Ah but where is the basketball? Seems like Fang is not only a pinpoint accurate dart player but also can rain jump shots so precisely that he could beat Steve Nash in a game of H.O.R.S.E blind folded. Zhen finagles Fang on the local college basketball team, using the hook that Fang is using his newfound basketball fame to find his long lost parents, but first he needs to impress his teammates that he is worthy to be on the squad. Melodrama abounds as we meet his teammates who consist mainly of Ting-Wei (Chin Bo-lin) who drinks before, during and after games because of a game he lost to his archenemy some time ago, his baby sister Lily (Charlene Choi) who is the team mascot and who Fang has an awful crush on, and Xiao Lan (Baron Chen) who Lily is smitten with but he is still moping and mourning the death of his girlfriend. I think. Anyway, there is an evil dude who is supporting the evil basketball team which has been dominating play as of late, but the addition of Feng to this non-evil team kinds of even things out a bit. Eventually it’s going to have to come down to a battle between these two teams with all the marbles on the line, with the bad team having evil on their side and the good team having a team of Shaolin monks on their side and naturally, a last second shot with seconds remaining on the clock – but this time with a twist.

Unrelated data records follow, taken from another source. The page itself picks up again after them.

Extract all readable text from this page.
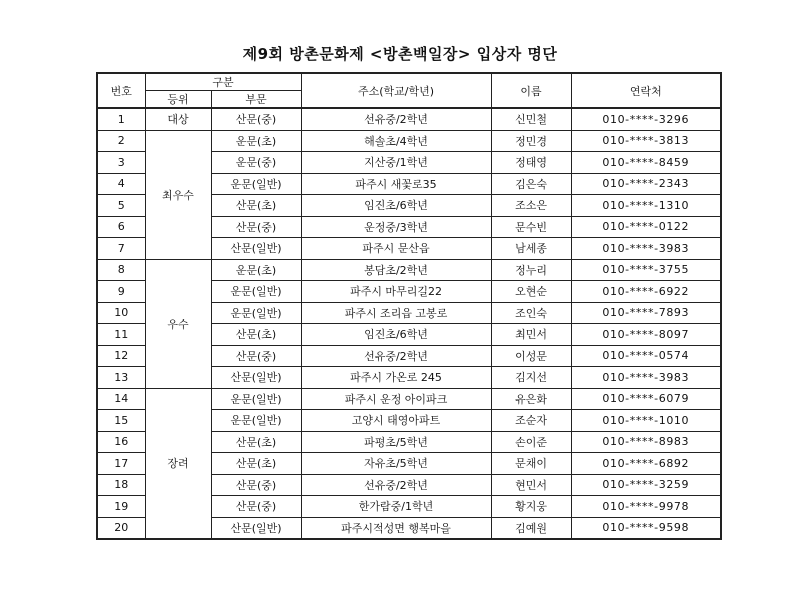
제9회 방촌문화제 <방촌백일장> 입상자 명단
번호	구분		주소(학교/학년)	이름	연락처
	등위	부문			
1	대상	산문(중)	선유중/2학년	신민철	010-****-3296
2	최우수	운문(초)	해솔초/4학년	정민경	010-****-3813
3		운문(중)	지산중/1학년	정태영	010-****-8459
4		운문(일반)	파주시 새꽃로35	김은숙	010-****-2343
5		산문(초)	임진초/6학년	조소은	010-****-1310
6		산문(중)	운정중/3학년	문수빈	010-****-0122
7		산문(일반)	파주시 문산읍	남세종	010-****-3983
8	우수	운문(초)	봉담초/2학년	정누리	010-****-3755
9		운문(일반)	파주시 마무리길22	오현순	010-****-6922
10		운문(일반)	파주시 조리읍 고봉로	조인숙	010-****-7893
11		산문(초)	임진초/6학년	최민서	010-****-8097
12		산문(중)	선유중/2학년	이성문	010-****-0574
13		산문(일반)	파주시 가온로 245	김지선	010-****-3983
14	장려	운문(일반)	파주시 운정 아이파크	유은화	010-****-6079
15		운문(일반)	고양시 태영아파트	조순자	010-****-1010
16		산문(초)	파평초/5학년	손이준	010-****-8983
17		산문(초)	자유초/5학년	문채이	010-****-6892
18		산문(중)	선유중/2학년	현민서	010-****-3259
19		산문(중)	한가람중/1학년	황지웅	010-****-9978
20		산문(일반)	파주시적성면 행복마을	김예원	010-****-9598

Apparently ‘Kung Fu Dunk’ was based off of a popular Manga called ‘Slam Dunk!’ though the comparisons to Stephen Chow and his ‘Shaolin Soccer’ are unavoidable. As of today, Stephen Chow doesn’t have a hell of a lot too worry about as ‘Kung Fu Dunk’ isn’t nearly the entertaining farce that ‘Shaolin Soccer’ was, and I love basketball a billion times more than I care about soccer. There are plenty of things wrong with ‘Kung Fu Dunk’ with the most glaring issue being that it’s just a plain stupid movie. I understand the need for a little irreverence in a movie calling itself ‘Kung Fu Dunk’ but we still need something that makes just a little bit of sense along the way and has a narrative that has some basis in some kind of reality that we can get a grip on. This film is basically a series of slickly shot, high gloss, fancy looking scenes that don’t really connect in a way to form any kind of a decent narrative.

Not helping matters is the fact that there’s not a real character anywhere in this movie as Jay Chou walks around the film with one single expression on his face, Charlene Choi has the thankless task of being cute and staying out of the way, while co-stars Chin Bo-Lin and Baron Chin have the thankless task of being cute and getting in the way. The movie probably could used a little more Kung Fu to even out the Dunk because the few Kung Fu scenes were very well executed, just as the basketball sequences were, though we question how many dudes can really take off at the half court line throw it down. Repeatedly.

‘Kung Fu Dunk’ was a fairly disappointing outing that we found its comedic elements too few and far between, had a crapload of characters that we thought represented nothing, and was way too melodramatic for no good reason, and didn’t have nearly enough Kung Fu to go along with the copious amounts of Dunk.